Love Actually revisited as Leo Varadkar opts for 'Ireland first'
It appears Leo Varadkar has been bingeing on his Love Actually DVD again.
Towards the end of the movie there's a scene where the British Prime Minister (Hugh Grant) and the US president (Billy Bob Thornton) hold a joint press conference to convince people that relations between the two countries are top notch.
A smarmy Thornton confidently tells reporters "our special relationship is still very special", but Grant stuns the room by interjecting that he fears "this has become a bad relationship".
"A relationship based on the president taking exactly what he wants and casually ignoring all those things that really matter to Britain. We may be a small country but we're a great one too," he says.
The parallels to the new Taoiseach's performance yesterday are striking.
There was no joint press briefing but Mr Varadkar played the role of Grant with aplomb. His message was that the Republic of Ireland might be a small country but he won't bend to Brexiteer bullies.
He invited political correspondents to Government Buildings for an hour-long briefing on his plans for the months ahead.
Standing at a podium he breezed through questions on a range of matters, but when it came to Brexit there was a noticeable change of tone.
For some reason the UK media yesterday picked up on comments made by Irish Foreign Affairs Minister Simon Coveney last month in which he indicated that a 'smart Border' based on technology would not be a runner for the Irish Government.
As the story grew legs, Mr Coveney conferred with the Taoiseach to ensure they were on the same page. Mr Varadkar assured him they were and that he would be setting out the position in no uncertain terms.
While Enda Kenny had played along with Theresa May's friendly photocalls, the time had come to lay Ireland's cards on the table.
Sources say there has been a sense in Government for some time that Britain doesn't have a workable plan for Anglo-Irish relations in the post-Brexit era.
The lack of an Assembly in Northern Ireland is exacerbating the problem with a "crunch point" coming.
Shortly after taking over as Taoiseach, Mr Varadkar held phone conversations with Scottish First Minister Nicola Sturgeon and Welsh First Minister Carwyn Jones.
He told them both that he would advocate on their behalf at the highest level in Europe "to keep the door open for the UK to allow them stay in the customs union and single market if they want to".
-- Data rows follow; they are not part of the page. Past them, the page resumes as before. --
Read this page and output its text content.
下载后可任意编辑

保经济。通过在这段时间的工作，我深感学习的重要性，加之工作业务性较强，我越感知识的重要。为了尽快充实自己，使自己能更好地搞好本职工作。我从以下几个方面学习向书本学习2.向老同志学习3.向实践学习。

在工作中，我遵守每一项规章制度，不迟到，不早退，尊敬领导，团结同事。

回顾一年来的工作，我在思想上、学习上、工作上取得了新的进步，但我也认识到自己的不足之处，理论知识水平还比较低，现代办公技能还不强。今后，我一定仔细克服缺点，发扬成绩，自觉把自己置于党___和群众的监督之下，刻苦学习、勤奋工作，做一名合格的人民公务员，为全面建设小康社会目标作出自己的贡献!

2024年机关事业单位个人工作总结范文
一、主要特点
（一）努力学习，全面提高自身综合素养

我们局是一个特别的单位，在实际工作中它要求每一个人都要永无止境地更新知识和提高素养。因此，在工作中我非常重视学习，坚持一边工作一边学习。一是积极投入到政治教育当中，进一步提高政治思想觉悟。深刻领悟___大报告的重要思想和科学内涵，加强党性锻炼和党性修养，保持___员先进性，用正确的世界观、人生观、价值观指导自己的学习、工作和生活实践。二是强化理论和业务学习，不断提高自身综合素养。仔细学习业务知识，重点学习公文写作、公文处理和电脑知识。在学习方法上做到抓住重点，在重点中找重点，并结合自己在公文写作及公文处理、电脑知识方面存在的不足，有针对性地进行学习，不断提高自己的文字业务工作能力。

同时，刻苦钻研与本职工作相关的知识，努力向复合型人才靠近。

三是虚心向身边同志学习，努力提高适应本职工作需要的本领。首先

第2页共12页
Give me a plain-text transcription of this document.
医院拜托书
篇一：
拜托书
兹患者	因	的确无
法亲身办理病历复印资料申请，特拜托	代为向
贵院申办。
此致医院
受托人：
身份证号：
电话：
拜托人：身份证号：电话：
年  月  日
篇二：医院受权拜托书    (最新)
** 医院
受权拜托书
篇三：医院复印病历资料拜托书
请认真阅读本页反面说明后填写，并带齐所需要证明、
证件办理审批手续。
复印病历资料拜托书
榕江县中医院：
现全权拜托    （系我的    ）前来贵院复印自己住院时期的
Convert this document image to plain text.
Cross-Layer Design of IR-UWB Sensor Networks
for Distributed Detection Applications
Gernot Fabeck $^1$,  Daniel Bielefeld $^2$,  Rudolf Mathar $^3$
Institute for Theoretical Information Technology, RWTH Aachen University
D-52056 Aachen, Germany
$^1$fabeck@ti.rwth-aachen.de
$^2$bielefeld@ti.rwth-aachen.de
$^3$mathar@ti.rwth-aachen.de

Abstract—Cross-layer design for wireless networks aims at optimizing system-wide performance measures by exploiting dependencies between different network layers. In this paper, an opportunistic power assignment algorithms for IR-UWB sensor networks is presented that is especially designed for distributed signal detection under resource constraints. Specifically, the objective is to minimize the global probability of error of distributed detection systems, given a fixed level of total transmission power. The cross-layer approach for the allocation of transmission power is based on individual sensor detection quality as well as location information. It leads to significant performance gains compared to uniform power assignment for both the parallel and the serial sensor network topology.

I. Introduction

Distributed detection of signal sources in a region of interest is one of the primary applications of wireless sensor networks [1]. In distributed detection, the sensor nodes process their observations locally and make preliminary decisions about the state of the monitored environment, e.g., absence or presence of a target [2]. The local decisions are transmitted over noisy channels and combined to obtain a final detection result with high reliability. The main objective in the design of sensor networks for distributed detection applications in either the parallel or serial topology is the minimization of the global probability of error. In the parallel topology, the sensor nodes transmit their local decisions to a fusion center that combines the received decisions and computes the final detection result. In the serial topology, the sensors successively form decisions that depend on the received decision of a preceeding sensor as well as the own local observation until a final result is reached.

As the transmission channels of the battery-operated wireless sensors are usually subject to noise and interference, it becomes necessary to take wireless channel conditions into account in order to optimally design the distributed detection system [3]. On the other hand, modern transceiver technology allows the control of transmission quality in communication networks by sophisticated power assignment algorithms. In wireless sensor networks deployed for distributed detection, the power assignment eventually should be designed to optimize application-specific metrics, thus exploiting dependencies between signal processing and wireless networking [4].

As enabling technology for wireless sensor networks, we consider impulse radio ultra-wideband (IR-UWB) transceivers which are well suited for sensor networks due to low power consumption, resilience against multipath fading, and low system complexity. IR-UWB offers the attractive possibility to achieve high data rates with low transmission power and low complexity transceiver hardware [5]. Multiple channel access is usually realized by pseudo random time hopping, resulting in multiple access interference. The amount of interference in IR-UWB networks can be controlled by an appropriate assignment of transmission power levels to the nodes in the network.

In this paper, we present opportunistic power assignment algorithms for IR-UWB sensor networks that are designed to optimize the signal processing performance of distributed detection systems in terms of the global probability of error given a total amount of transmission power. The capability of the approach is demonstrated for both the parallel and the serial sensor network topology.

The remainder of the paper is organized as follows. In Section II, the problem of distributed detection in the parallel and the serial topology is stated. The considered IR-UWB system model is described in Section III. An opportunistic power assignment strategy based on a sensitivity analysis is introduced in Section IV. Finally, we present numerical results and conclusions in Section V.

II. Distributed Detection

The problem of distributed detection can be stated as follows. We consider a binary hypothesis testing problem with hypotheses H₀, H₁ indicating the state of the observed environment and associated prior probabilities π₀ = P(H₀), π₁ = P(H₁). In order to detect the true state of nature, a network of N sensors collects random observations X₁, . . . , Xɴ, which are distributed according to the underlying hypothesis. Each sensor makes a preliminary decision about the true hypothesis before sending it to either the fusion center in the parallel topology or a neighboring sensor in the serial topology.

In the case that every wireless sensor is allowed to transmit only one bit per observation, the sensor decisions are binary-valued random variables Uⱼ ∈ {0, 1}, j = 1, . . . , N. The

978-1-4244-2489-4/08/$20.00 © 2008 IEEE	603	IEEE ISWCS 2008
In return the SNP and Labour politicians promised "to try to push the UK towards a soft Brexit".
By contrast, when it came to Northern Ireland, Mr Varadkar had "nobody to ring".
He will travel north for two days next week to meet whichever political leaders aren't on summer holidays - and in light of his latest Brexit comments it's likely they will have plenty to discuss.
For better or worse Mr Varadkar turned up the rhetoric in the full knowledge that he was bound to upset unionists and Downing Street. He didn't care.
"It is the British and the Brexiteers who are leaving, so if anyone should be angry it's us quite frankly," he said serenely, enjoying his Hugh Grant moment.
The move stunned senior politicians in the UK as the message clearly translated into 'get over yourselves and start facing up to the hard realities of Brexit'.
In a surprisingly frank fashion, Mr Varadkar answered a question about what the 'borders of the future' might look like.
"We don't want one," Mr Varadkar said.
"They are the ones who want a border, it is up to them to say what it is, to say how it would work and to first of all convince their own people, their own voters, that this is actually a good idea," he said.
"So let them put forward their proposals as to how they think a border should operate and then we'll ask them if they really think this is such a good idea because I think it will have a very severe impact on their economy if they decide to go down that route."
The reaction was brisk.
Former Northern Ireland First Minister David Trimble said the Taoiseach needed to "calm down" or he would do "enormous damage" to the relationship between Belfast and Dublin.
He told Sky News that Ireland joined the EU at the same time as the UK and "should seriously consider following us out".
Of course, Mr Trimble is partly right. Mr Varadkar can't sit back and wait for the British Government to come up with solutions.
The process to date suggests it doesn't have any.
Placing a border in the Irish Sea will never work for unionists. The prospect of DUP leader Arlene Foster having to show her passport at the airport before flying to the 'mainland' is a bridge too far - even if it would protect cross-border trade.
At the same time the notion of having Theresa May's invisible border points at 400 road crossings is ambitious at best.
The stakes are high and Mr Varadkar issued a wake-up call to everybody involved.
Ireland was supposed to be the UK's closest ally in the Brexit talks, albeit while on the side of the EU.
But since taking office, Mr Varadkar has obviously decided the prime minister is trying to take exactly what she wants from Brexit and casually ignoring Irish needs.
The relationship is at risk of turning sour.
The only problem is that this particular drama has years to run and is unlikely to have a happy ending for anybody.